In her tell-all book Papa, the Pops and Me, Fiedler’s daughter Johanna said the musicians and Fiedler didn’t get along. The conductor thought they were elitist and felt bitter that they weren’t more open to playing the light music that appeal to the masses.
“This damned snobbism is the thing I’ve been trying to fight all my life, every chance I get,’’ he once said.
But the players didn’t always want to play along to his tune, and hated some of the mainstream music he programmed, like the Beatles’ “I Want To Hold Your Hand.’’
Johanna wrote that sometimes musicians would toss their sheet music in the air in frustration. Fiedler would respond by tossing his own music higher in the air. Other musicians would join in, and soon, instead of being filled with music, the concert hall would be filled with the sound of rustling papers and muttering. When the papers settled, the silent sound of resentment beat through the auditorium.
Fiedler had a no-nonsense approach to practice, and his daughter said he could be rude to his musicians.
“He could be cantankerous,’’ said Neil Grover, who’s been a percussionist with the Pops since 1978. “As a conductor he seemed to do OK, but his genius was more in programming. He created a musical smorgasbord.’’
The hodgepodge of songs is what made the Boston Pops popular. Fiedler’s New York Times obituary said the recordings he made with the Pops sold more than 50 million copies — more than any other orchestra in history.
But that wasn’t the only record Fiedler set.
“I think if we didn’t play the 1812 Overture on July 4th, there’d be a revolution,’’ Grover said.
The “1812 Overture’’ hasn’t always been a July 4 staple. It isn’t even an American song.
The song, which was written by Russian composer Peter Ilyich Tchaikovsky, tells the story of Napoleon’s retreat from Russia in 1812. David Mugar, the friend of Fiedler whose family helped underwrite the Pops, first heard the song at a symphony performance at Tanglewood, and, according to the Globe,is the person who proposed the Pops play it for the Fourth concert.
Mugar called the Pentagon looking for howitzers and also went through the Yellow Pages to find fireworks, according to the Globe.
All of the effort was worth it. They hoped for 15,000 spectators, and got 75,000. But, two years later, they got even more than they had ever expected.
In 1976, in celebration of the nation’s bicentennial, more than 400,000 people crowded the Esplanade and the concert made the Guinness Book of World Records for “largest audience in the history of orchestral concerts,’’ according to the Boston Pops website. It beat the record in 1998, when more than 500,000 people attended, which is now standard.
The concert was televised for a national audience for more than 25 years, but the broadcast was pulled in 2013 after the CBS network decided not to renew its contract with the show’s producers.
Still, the performance is wildly popular, especially in its birthplace. These days, people wake up before sunrise, blankets in their arms, as they wait for the gates to open at 6 a.m.

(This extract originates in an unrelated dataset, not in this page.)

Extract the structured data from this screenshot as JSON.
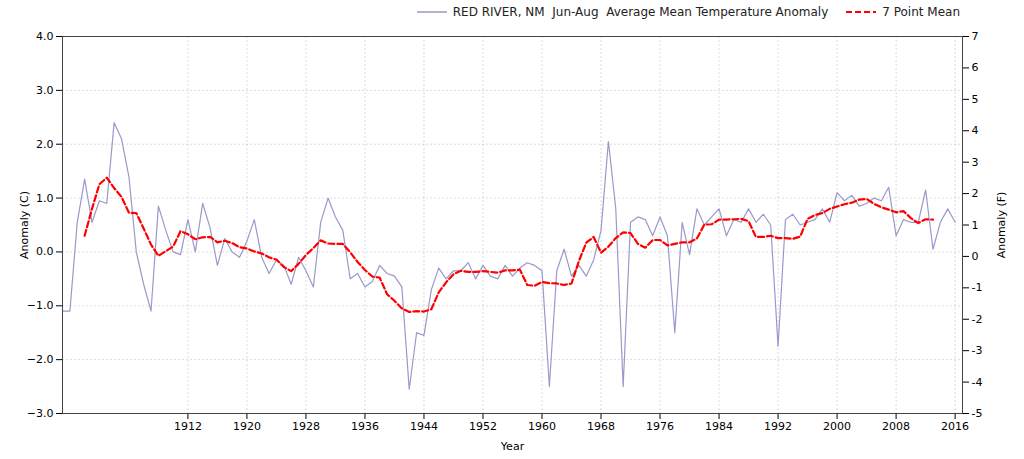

Grover said that from his percussion perch in the back row of the Hatch Shell, which he said is one of the best views, he can see the huge crowd of people who are marveling at the music and the explosions of color in the sky. It makes the Fourth of July concert unlike any other.
“I’ve played the encore, ‘The Stars and Stripes Forever,’ thousands of times,’’ Grover, who noted he is not one for blind patriotism and protested the Vietnam War, said. “But every time, when I see the flag drop, I get chills.’’
When all hell broke loose, a tradition was born. And, for that, we thank you, Arthur Fiedler.